Attendue depuis des mois, voire même "depuis 2019", souffle-t-on au Leem, la fameuse liste des médicaments essentiels a été publiée officiellement en toute fin de journée le 13 juin 2023 par le ministère de la Santé et de la Prévention, après quelques heures de flottement. 450 molécules sont listées (liste disponible ici), ce qui techniquement implique beaucoup plus de médicaments, puisque chaque molécule entre dans la composition de plusieurs produits, en fonction des dosages, des formes pharmaceutiques (solides, poudres, liquides…) voire des associations de molécules.

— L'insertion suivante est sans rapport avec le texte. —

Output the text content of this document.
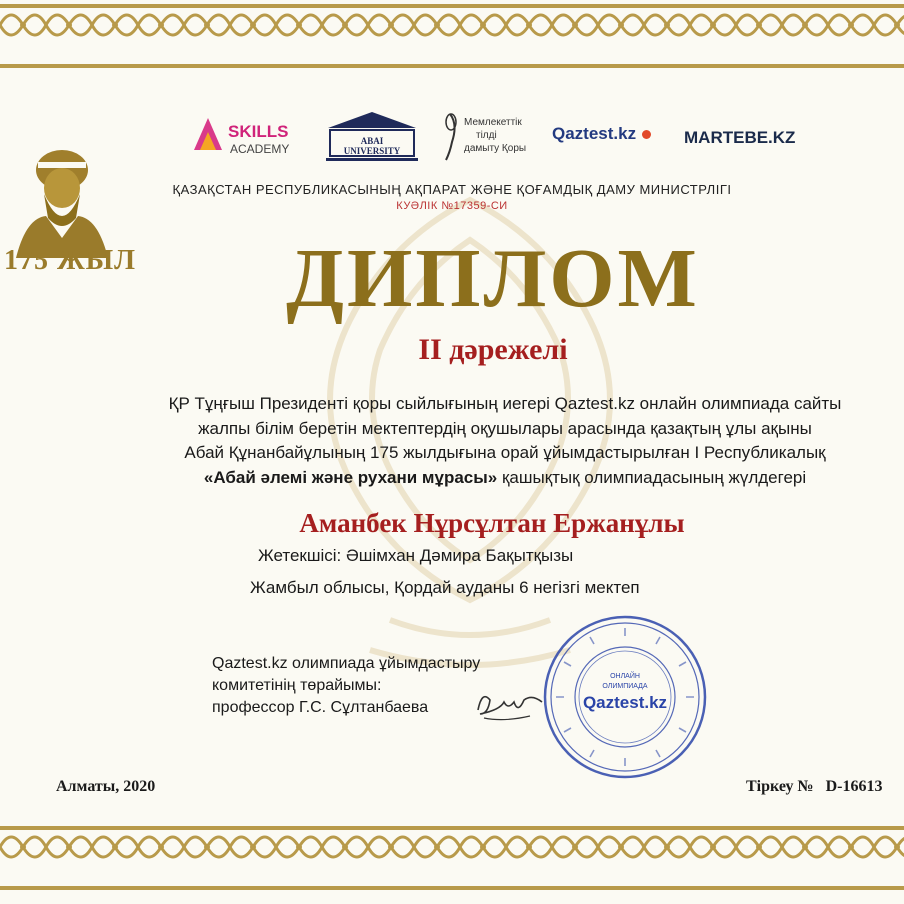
175 ЖЫЛ
SKILLS
ACADEMY
ABAI UNIVERSITY
Мемлекеттік
тілді
дамыту Қоры
Qaztest.kz	MARTEBE.KZ
ҚАЗАҚСТАН РЕСПУБЛИКАСЫНЫҢ АҚПАРАТ ЖӘНЕ ҚОҒАМДЫҚ ДАМУ МИНИСТРЛІГІ
КУӘЛІК №17359-СИ
ДИПЛОМ
II дәрежелі
ҚР Тұңғыш Президенті қоры сыйлығының иегері Qaztest.kz онлайн олимпиада сайты
жалпы білім беретін мектептердің оқушылары арасында қазақтың ұлы ақыны
Абай Құнанбайұлының 175 жылдығына орай ұйымдастырылған І Республикалық
«Абай әлемі және рухани мұрасы» қашықтық олимпиадасының жүлдегері
Аманбек Нұрсұлтан Ержанұлы
Жетекшісі: Әшімхан Дәмира Бақытқызы
Жамбыл облысы, Қордай ауданы 6 негізгі мектеп
Qaztest.kz олимпиада ұйымдастыру
комитетінің төрайымы:
профессор Г.С. Сұлтанбаева
ОНЛАЙН
ОЛИМПИАДА
Qaztest.kz
Алматы, 2020	Тіркеу № D-16613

Cette liste couvre une multitude de classes pharmaceutiques, des antibiotiques aux vaccins, des diurétiques aux sédatifs, des vitamines aux anticorps monoclonaux… Elle répond, selon le communiqué du ministère, aux «besoins prioritaires des Français», et a été établie en croisant les données de sociétés savantes de médecins et les plans de santé publique, selon des critères de fréquence d’utilisation des molécules et de la gravité des ruptures médicamenteuses, donc du risque plus ou moins vital d’un arrêt temporaire du traitement.
Selon le ministère, cette liste «comprend plus de 40% des médicaments qui ont eu des déclarations de rupture dans les deux dernières années». Elle n’est pas figée mais sera évolutive, ce qui n’est pas une surprise au regard de l’accroissement spectaculaire ces dernières années des situations de tensions et de ruptures d’approvisionnement. L’Agence nationale de sécurité du médicament et des produits de santé (ANSM) avait recensé 3747 signalements en 2022 contre seulement 871 en 2018. Le ministre François Braun, comme la plupart des autorités de santé, reconnait publiquement que les risques de tensions et de pénuries ne vont pas s’arrêter du jour au lendemain. Même à relocaliser toutes ces productions, ce qui est strictement impossible : les temps de construction, de qualification, de certification et d’autorisation de nouvelles unités pharmaceutiques se comptent plus souvent en années qu’en mois.
Cartographier les chaînes de production et de distribution des médicaments
L’objectif, avec cette liste, est «d’assurer la disponibilité d’au moins un médicament essentiel pour une classe donnée de médicaments et pour une pathologie donnée afin de garantir un soin de qualité», décrit le ministère dans un communiqué. La liste doit ainsi servir de base pour «un suivi renforcé sur les capacités d’approvisionnement, une analyse des pratiques de prescription et des tendances d’achat, des solutions correctrices nécessaires pour assurer la réponse au besoin», et, «pour certains médicaments des opérations de relocalisation». Le ministère veut ainsi pouvoir cartographier les chaînes de production globales et les réseaux de distribution de médicaments, qu’il s’agisse des matières premières, en premier lieu les principes actifs, jusqu’aux produits finis. Actuellement, entre 60% et 80% des principes actifs sont produits en Asie et «40% des médicaments disponibles dans l’Union européenne sont importés», rappelait le 13 juin 2023 Emmanuel Macron lors de sa visite présidentielle sur le thème de la souveraineté sanitaire sur le site du Laboratoire Aguettant en Ardèche.
Relocalisation et aussi réduction de consommation des médicaments
Sur ces 450 molécules, le président de la République a d’ailleurs indiqué que 50 sont considérées comme prioritaires pour relocaliser tout ou partie de leur production en France, dont 25 de façon urgente, avec des projets et des investissements attendus dans les «prochaines semaines». Huit nouveaux projets financés par France 2030 ont déjà été dévoilés lors de la visite présidentielle.
En attendant, et comme ça ne suffira pas, le chef de l’Etat a également esquissé d’autres mesures générales pour atténuer les risques de pénuries. Outre promouvoir les vaccins et leur avantage de prévention, ou pointer du doigt le relâchement des gestes barrière quand on est malade, Emmanuel Macron a par exemple insisté sur la réduction de la consommation de médicaments. Soulignant en particulier que «dans un cas sur deux les antibiotiques prescrits sont utilisés à tort», avec tous les risques de mauvais usages et de renforcement de l’antibio-résistance. Il attend d’ailleurs des mesures et politiques ambitieuses de la part du ministère, avant l’hiver prochain et le retour des pathologies hivernales. Il est question d’un plan de gestion hivernal et, pour les cas de pénuries critiques, d’activer un plan blanc du médicament pour définir des solutions d’approvisionnement et/ou de productions d’urgence.